En abandonnant la populeuse cité bourgeoise, ce grand centre de commerce, d’industrie, d’activité intellectuelle indépendante du daïri, ils obtenaient le double avantage de couper au souverain toute communication avec le peuple et de mouler, pour ainsi dire, la nouvelle capitale selon leurs goûts et au gré de leurs passions.

Kioto est située au centre d’une plaine fertile, ouverte au midi et bornée au nord-est par une chaîne de collines verdoyantes, derrière lesquelles s’étend le grand lac d’Oïtz.

Elle est baignée dans sa partie méridionale par le fleuve Idogawa, qui sort du lac d’Oïtz et se jette dans la mer intérieure au-dessous d’Osaka. Deux affluents de l’Idogawa prennent leur source au nord de la capitale et en longent les murailles, l’un à l’orient, l’autre à l’occident.

Ainsi Kioto est complétement entourée d’un réseau d’eaux courantes, qui se prêtent aux travaux d’irrigation des rizières aussi bien qu’à l’établissement de canaux dans les rues de la ville ou d’étangs dans les parcs impériaux.

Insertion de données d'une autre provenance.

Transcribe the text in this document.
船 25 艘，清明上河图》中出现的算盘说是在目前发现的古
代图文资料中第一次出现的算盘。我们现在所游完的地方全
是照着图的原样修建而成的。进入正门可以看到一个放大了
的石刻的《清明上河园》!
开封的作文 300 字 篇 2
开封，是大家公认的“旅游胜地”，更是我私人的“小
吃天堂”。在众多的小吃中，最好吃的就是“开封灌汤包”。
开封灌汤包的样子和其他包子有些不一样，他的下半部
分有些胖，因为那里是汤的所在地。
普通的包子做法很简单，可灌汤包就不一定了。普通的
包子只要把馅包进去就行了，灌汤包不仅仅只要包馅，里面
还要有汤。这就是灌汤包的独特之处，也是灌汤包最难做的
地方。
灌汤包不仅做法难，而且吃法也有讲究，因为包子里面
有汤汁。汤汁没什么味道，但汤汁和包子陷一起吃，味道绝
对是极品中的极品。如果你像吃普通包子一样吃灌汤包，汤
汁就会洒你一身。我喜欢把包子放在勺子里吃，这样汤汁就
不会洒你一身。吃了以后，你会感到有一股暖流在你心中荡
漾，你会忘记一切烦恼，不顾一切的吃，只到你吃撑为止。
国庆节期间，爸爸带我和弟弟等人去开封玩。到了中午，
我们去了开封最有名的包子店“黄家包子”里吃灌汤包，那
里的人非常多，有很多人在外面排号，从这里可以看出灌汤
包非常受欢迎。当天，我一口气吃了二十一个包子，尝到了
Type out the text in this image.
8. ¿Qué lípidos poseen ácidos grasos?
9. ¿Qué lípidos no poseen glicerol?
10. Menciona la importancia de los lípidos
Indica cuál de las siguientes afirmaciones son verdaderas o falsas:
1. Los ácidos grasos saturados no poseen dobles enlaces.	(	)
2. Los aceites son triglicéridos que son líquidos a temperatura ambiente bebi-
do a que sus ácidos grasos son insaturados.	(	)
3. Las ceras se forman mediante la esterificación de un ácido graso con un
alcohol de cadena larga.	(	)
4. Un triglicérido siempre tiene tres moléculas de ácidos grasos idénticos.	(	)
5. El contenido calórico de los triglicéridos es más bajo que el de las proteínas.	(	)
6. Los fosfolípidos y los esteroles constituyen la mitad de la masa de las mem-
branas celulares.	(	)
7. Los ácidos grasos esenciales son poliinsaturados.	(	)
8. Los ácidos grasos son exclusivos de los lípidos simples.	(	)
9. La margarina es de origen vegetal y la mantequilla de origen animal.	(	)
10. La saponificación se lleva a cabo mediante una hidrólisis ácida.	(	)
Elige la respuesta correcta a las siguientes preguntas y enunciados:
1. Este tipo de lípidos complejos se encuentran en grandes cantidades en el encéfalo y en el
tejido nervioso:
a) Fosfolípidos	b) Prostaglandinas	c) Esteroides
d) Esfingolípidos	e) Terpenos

On cultive dans ses environs le riz, le sarrasin, le froment, l’arbuste à thé, le mûrier, le cotonnier et une immense variété d’arbres fruitiers et de plantes légumineuses. Des bosquets de bambous, de lauriers, de châtaigniers, de pins et de cyprès couronnent les collines. Les sources jaillissantes y abondent. Des milliers d’oiseaux, le faucon, le faisan, la huppe, les oies, les canards, les échassiers de toute espèce, animent les campagnes. La contrée de Kioto est réputée dans tout le Japon pour la douceur de son climat. C’est aussi l’une des parties de l’empire qui sont le moins exposées aux ouragans et aux tremblements de terre.

Un ermite à Kioto (voy. p. 58). - dessin de Émile Bayard d’après une peinture japonaise.

Les successeurs de Zimmou ne pouvaient rencontrer une retraite plus propice pour jouir tranquillement du fruit des labeurs de leurs ancêtres, pour se diviniser complaisamment sur le piédestal des anciennes traditions de leur race, pour oublier enfin les réalités de la vie humaine au point de laisser échapper de leur main énervée l’un des plus beaux sceptres du monde.

Le descendant des Kamis du Japon était naturellement désigné pour devenir le chef de la religion nationale. Celle-ci n’avait pas de clergé. Les mikados créèrent une hiérarchie de fonctionnaires revêtus du caractère sacerdotal et chargés de présider à tous les détails de l’exercice du culte public : il y eut les ordonnateurs des fêtes sacrées et patriotiques, les entrepreneurs des pompes funèbres, les gardiens des temples et de leurs trésors, les conservateurs de leurs reliques et de leurs cimetières. Tous les hauts dignitaires furent choisis parmi les membres et les collatéraux de la famille impériale.

On ne procéda pas autrement en ce qui concernait le service du palais et généralement toutes les fonctions importantes du daïri. Les chefs de l’administration civile et militaire devinrent toujours plus étrangers à la cour proprement dite, et celle-ci prit on cachet exclusivement clérical.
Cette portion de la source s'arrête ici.